McLeod has had no problem keeping the man away.

His own pranks include when he dressed up as a robot to protest Michele Bachmann when she came to Iowa City. He was unapologetic when talking about the lengths he took to voice his opinion and how he didn’t care if he got kicked out of public places for doing so.

Prankster, the book, focuses on the big pranks of modern history. They include when Benjamin Franklin worked for his brother’s newspaper, The New England Courant, under fake names like Ephraim Censorius, Anthony Afterwit, and Silence Dogood.

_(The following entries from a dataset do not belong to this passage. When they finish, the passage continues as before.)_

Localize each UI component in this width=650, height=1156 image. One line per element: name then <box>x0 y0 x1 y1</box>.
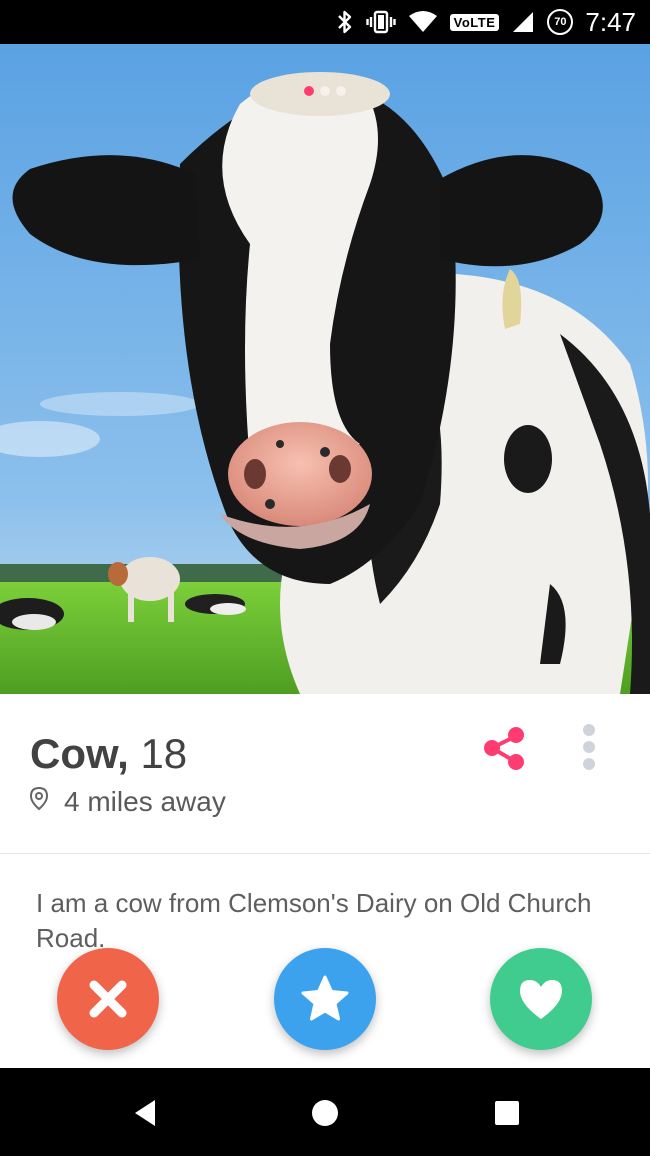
profile-age: 18 <box>140 730 188 777</box>
star-icon <box>301 975 349 1021</box>
home-button[interactable] <box>310 1098 340 1128</box>
distance-text: 4 miles away <box>64 786 226 817</box>
photo-dot[interactable] <box>336 86 346 96</box>
back-icon <box>135 1100 155 1126</box>
recents-icon <box>495 1101 519 1125</box>
status-bar: VoLTE 70 7:47 <box>0 0 650 44</box>
share-button[interactable] <box>480 724 528 772</box>
heart-icon <box>520 980 562 1019</box>
profile-bio: I am a cow from Clemson's Dairy on Old C… <box>36 888 592 953</box>
battery-icon: 70 <box>547 9 574 35</box>
profile-distance: 4 miles away <box>29 786 226 818</box>
bluetooth-icon <box>336 9 354 35</box>
profile-info: Cow, 18 4 miles away <box>0 694 650 854</box>
divider <box>0 853 650 854</box>
photo-dot[interactable] <box>304 86 314 96</box>
cow-photo <box>0 44 650 694</box>
more-dot-icon <box>583 741 595 753</box>
volte-badge: VoLTE <box>449 13 500 31</box>
signal-icon <box>511 10 535 34</box>
super-like-button[interactable] <box>274 948 376 1050</box>
recents-button[interactable] <box>492 1098 522 1128</box>
profile-photo[interactable] <box>0 44 650 694</box>
share-icon <box>484 727 524 770</box>
more-options-button[interactable] <box>578 724 600 770</box>
photo-page-indicator <box>0 86 650 96</box>
back-button[interactable] <box>130 1098 160 1128</box>
nope-button[interactable] <box>57 948 159 1050</box>
like-button[interactable] <box>490 948 592 1050</box>
x-icon <box>89 980 127 1018</box>
wifi-icon <box>408 10 438 34</box>
profile-name-age: Cow, 18 <box>30 730 187 778</box>
vibrate-icon <box>365 9 396 35</box>
photo-dot[interactable] <box>320 86 330 96</box>
more-dot-icon <box>583 758 595 770</box>
location-pin-icon <box>29 786 49 818</box>
more-dot-icon <box>583 724 595 736</box>
profile-name: Cow, <box>30 730 129 777</box>
status-time: 7:47 <box>585 6 636 37</box>
home-icon <box>312 1100 338 1126</box>
navigation-bar <box>0 1068 650 1156</box>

Further pranks included a conspiracy that Paul McCartney actually died and was taken over by a body double.  It stemmed from fans interpreting records played backwards and hidden messages in lyrics and album covers.

He talked about what a real prank was, and how cons or hoaxes that are at the expense of others are not real pranks. McLeod also criticized reality t.v. shows, other modern “punks,” and how they are different from real pranks.

The history lesson included everything from the first pranksters in the 1600s and 1700s, such as Jonathan Swift, who pranked an astrologer and all of London into thinking he was dead to feminists protesting the Miss America Pageant in 1968.

McLeod explained how we can all be deceived. He used these examples as a way of showing how people can all be fooled by media and big corporations.

“The success of a prank lies in the big reveal.” McLeod said.